For example, based on my understanding of how Windows works, I could choose a slightly disingenuous example to beat even Singularity's ABI count:
#include "stdafx.h"
#include <Windows.h>
#include <intrin.h>
#define ITERATION_COUNT 1000000
int _tmain(int argc, _TCHAR* argv[])
{
size_t start, end;
size_t i;
size_t cycles;
DWORD _result = 0;
while(TRUE)
{
// setup the thread so the scheduler doesn't get in the way of our measurements:
SetThreadPriority(GetCurrentThread(), THREAD_PRIORITY_HIGHEST);
Sleep(10); // yield the thread
// we now have a full timeslice to play with:
start = __rdtsc();
for(i = 0; i < ITERATION_COUNT; i++)
{
_result ^= GetTickCount();
}
end = __rdtsc();
cycles = end - start;
cycles /= ITERATION_COUNT;
printf("Cycles: %d\n", cycles);
}
return 0;
}
Which prints
Cycles: 11
Cycles: 11
Cycles: 11
Cycles: 12
Cycles: 11
Cycles: 11
Cycles: 11
Cycles: 10
Cycles: 11
on my machine - six times faster than the number that Singularity is claiming victory with.

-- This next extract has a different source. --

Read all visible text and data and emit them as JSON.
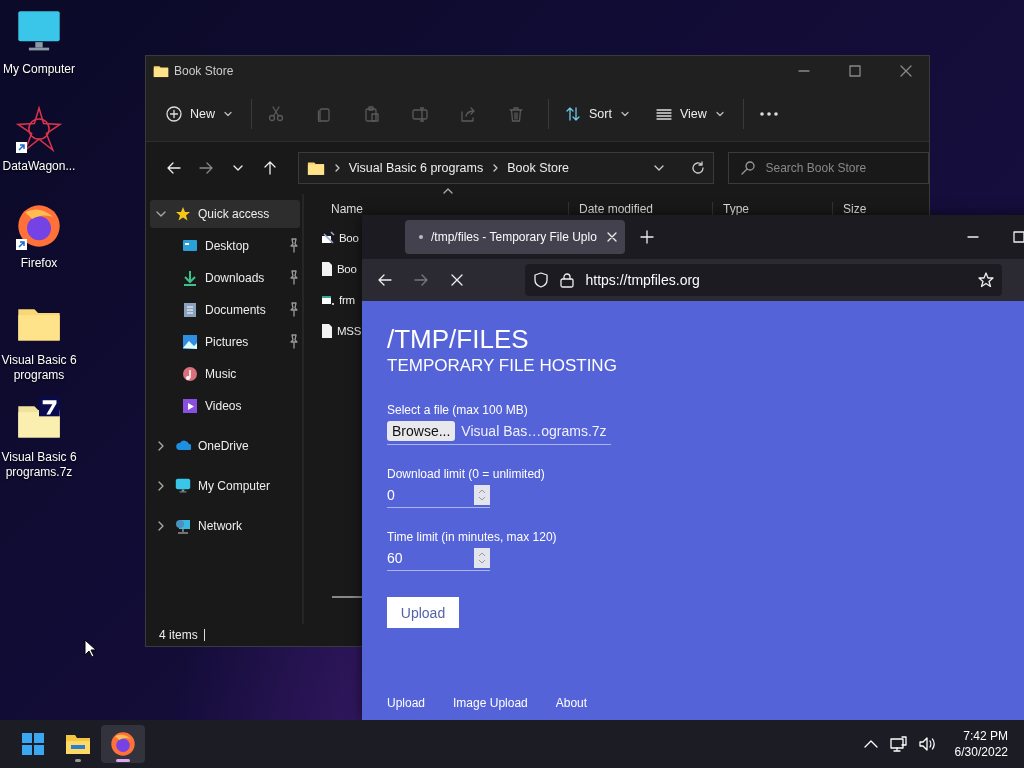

It's slightly disingenuous because GetTickCount() doesn't actually perform a switch into kernel-mode, even though the result is computed by the kernel, but rather uses a special region of memory designed precisely for sharing precomputed values between the kernel and usermode (which seems like a fair comparison if the Singularity team are going to play shenanigans with "kernel api"s that just return precomputed results in order to cheat on benchmarks)
But even if I choose something that actually does do a proper kernel mode switch such as NtClose(NULL), you'll see a nearly six-fold difference between what a syscall actually costs and what that paper is reporting it to cost.
So in summary: benchmarks without a good understanding of what the benchmark is benchmarking and without careful analysis of whether the benchmark is a valid comparison have a tendency to be devious and to bias strongly in favour of whatever the author wants it to say.
So yeah. Again, I call shenanigans.